Mo, 11. Dezember 2017

Briten getötet

08.09.2015 11:50

Drohnenangriff in Syrien von Cameron autorisiert

Die britische Regierung bemüht sich derzeit um grünes Licht des Parlaments für Militärschläge gegen IS-Stellungen in Syrien. Aber auch wenn Großbritannien noch nicht an der Seite der USA und nun auch Frankreichs gegen den Islamischen Staat in Syrien vorgeht, gab Premier David Cameron am Montag im Parlament bekannt, dass zwei britische IS-Kämpfer und ein weiterer Komplize bei einem Drohnenangriff in Syrien getötet worden seien.

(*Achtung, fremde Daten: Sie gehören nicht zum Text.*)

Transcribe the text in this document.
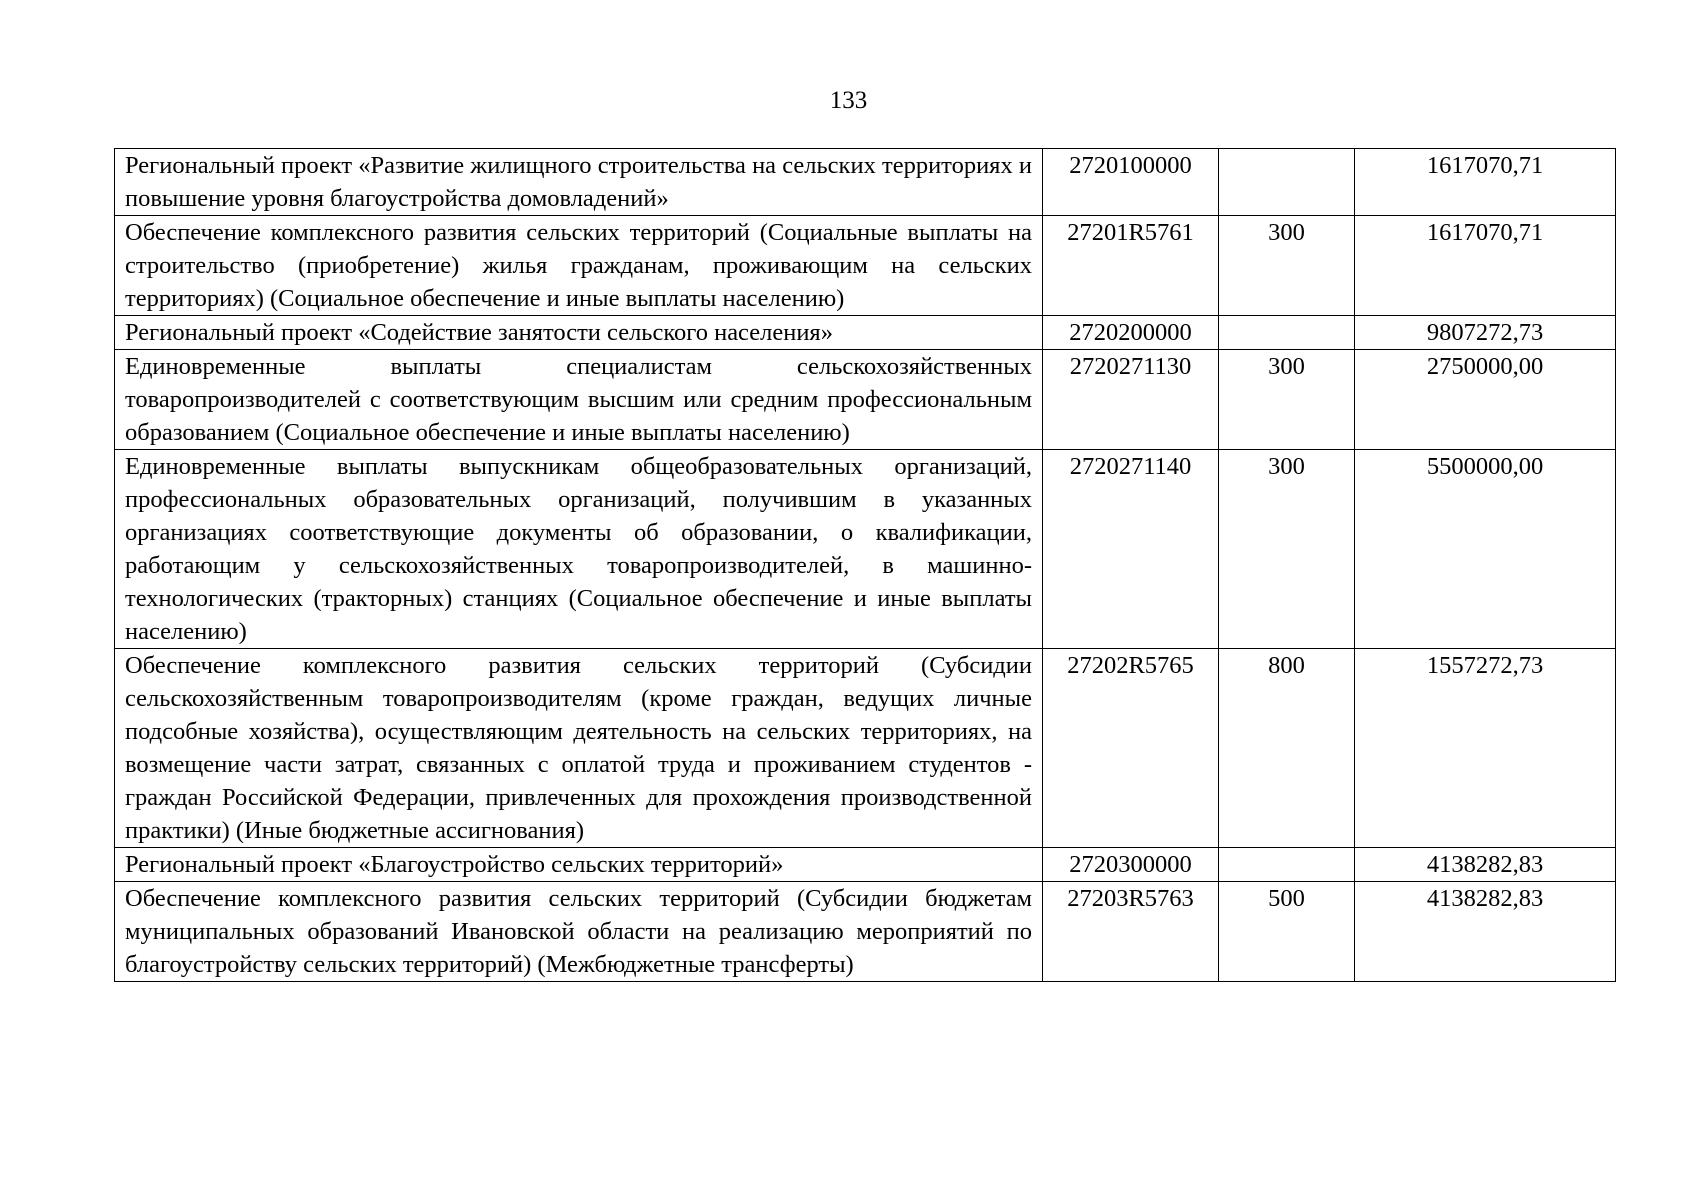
133
Региональный проект «Развитие жилищного строительства на сельских территориях и повышение уровня благоустройства домовладений»	2720100000		1617070,71
Обеспечение комплексного развития сельских территорий (Социальные выплаты на строительство (приобретение) жилья гражданам, проживающим на сельских территориях) (Социальное обеспечение и иные выплаты населению)	27201R5761	300	1617070,71
Региональный проект «Содействие занятости сельского населения»	2720200000		9807272,73
Единовременные выплаты специалистам сельскохозяйственных товаропроизводителей с соответствующим высшим или средним профессиональным образованием (Социальное обеспечение и иные выплаты населению)	2720271130	300	2750000,00
Единовременные выплаты выпускникам общеобразовательных организаций, профессиональных образовательных организаций, получившим в указанных организациях соответствующие документы об образовании, о квалификации, работающим у сельскохозяйственных товаропроизводителей, в машинно-технологических (тракторных) станциях (Социальное обеспечение и иные выплаты населению)	2720271140	300	5500000,00
Обеспечение комплексного развития сельских территорий (Субсидии сельскохозяйственным товаропроизводителям (кроме граждан, ведущих личные подсобные хозяйства), осуществляющим деятельность на сельских территориях, на возмещение части затрат, связанных с оплатой труда и проживанием студентов - граждан Российской Федерации, привлеченных для прохождения производственной практики) (Иные бюджетные ассигнования)	27202R5765	800	1557272,73
Региональный проект «Благоустройство сельских территорий»	2720300000		4138282,83
Обеспечение комплексного развития сельских территорий (Субсидии бюджетам муниципальных образований Ивановской области на реализацию мероприятий по благоустройству сельских территорий) (Межбюджетные трансферты)	27203R5763	500	4138282,83
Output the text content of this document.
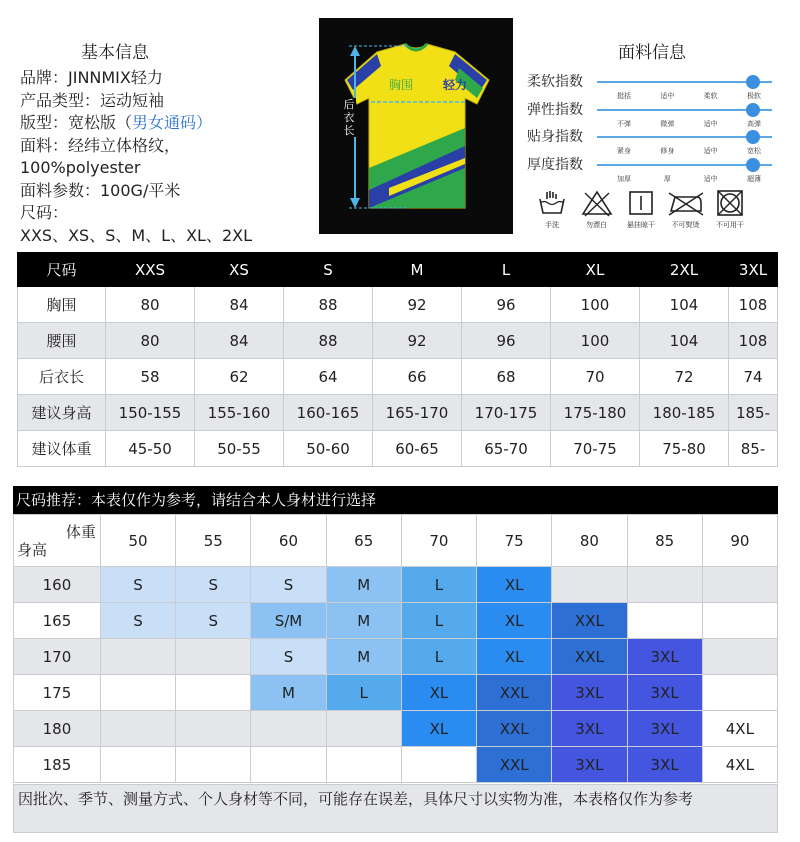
基本信息
品牌：JINNMIX轻力
产品类型：运动短袖
版型：宽松版（男女通码）
面料：经纬立体格纹，
100%polyester
面料参数：100G/平米
尺码：
XXS、XS、S、M、L、XL、2XL
后衣长
胸围 轻力
面料信息
柔软指数
挺括	适中	柔软	极软
弹性指数
不弹	微弹	适中	高弹
贴身指数
紧身	修身	适中	宽松
厚度指数
加厚	厚	适中	超薄
手洗	勿漂白	悬挂晾干	不可熨烫	不可用干
尺码	XXS	XS	S	M	L	XL	2XL	3XL
胸围	80	84	88	92	96	100	104	108
腰围	80	84	88	92	96	100	104	108
后衣长	58	62	64	66	68	70	72	74
建议身高	150-155	155-160	160-165	165-170	170-175	175-180	180-185	185-
建议体重	45-50	50-55	50-60	60-65	65-70	70-75	75-80	85-
尺码推荐：本表仅作为参考，请结合本人身材进行选择
体重
身高	50	55	60	65	70	75	80	85	90
160	S	S	S	M	L	XL			
165	S	S	S/M	M	L	XL	XXL		
170			S	M	L	XL	XXL	3XL	
175			M	L	XL	XXL	3XL	3XL	
180					XL	XXL	3XL	3XL	4XL
185						XXL	3XL	3XL	4XL
因批次、季节、测量方式、个人身材等不同，可能存在误差，具体尺寸以实物为准，本表格仅作为参考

Cameron erklärte, dass es sich bei der Operation im August um einen "Akt der Selbstverteidigung" gehandelt habe. Daher sei alles legal gewesen. "Wir haben gehandelt, weil es keine Alternative gab", sagte Cameron. Einer der Angegriffenen habe Anschläge in Großbritannien geplant gehabt.

Nach Camerons Worten haben die britischen Behörden in den vergangenen zwölf Monaten mindestens sechs Anschläge in Großbritannien verhindert. Sicherheitsbehörden in westlichen Ländern warnen seit Jahren vor Anschlägen durch islamistische Kriegsrückkehrer.

Verteidigungsminister: "Wir würde es wieder tun"
Verteidigungsminister Michael Fallon verteidigte am Dienstag das Vorgehen seiner Regierung gegen die beiden britischen Staatsbürger und meinte gegenüber dem Nachrichtensender BBC: "Wir würden nicht zögern und es wieder tun. Wenn wir wissen, dass ein bewaffneter Angriff sehr wahrscheinlich ist, wenn wir wissen, wer involviert ist, müssen wir etwas dagegen tun", so Fallon in einem Radiointerview.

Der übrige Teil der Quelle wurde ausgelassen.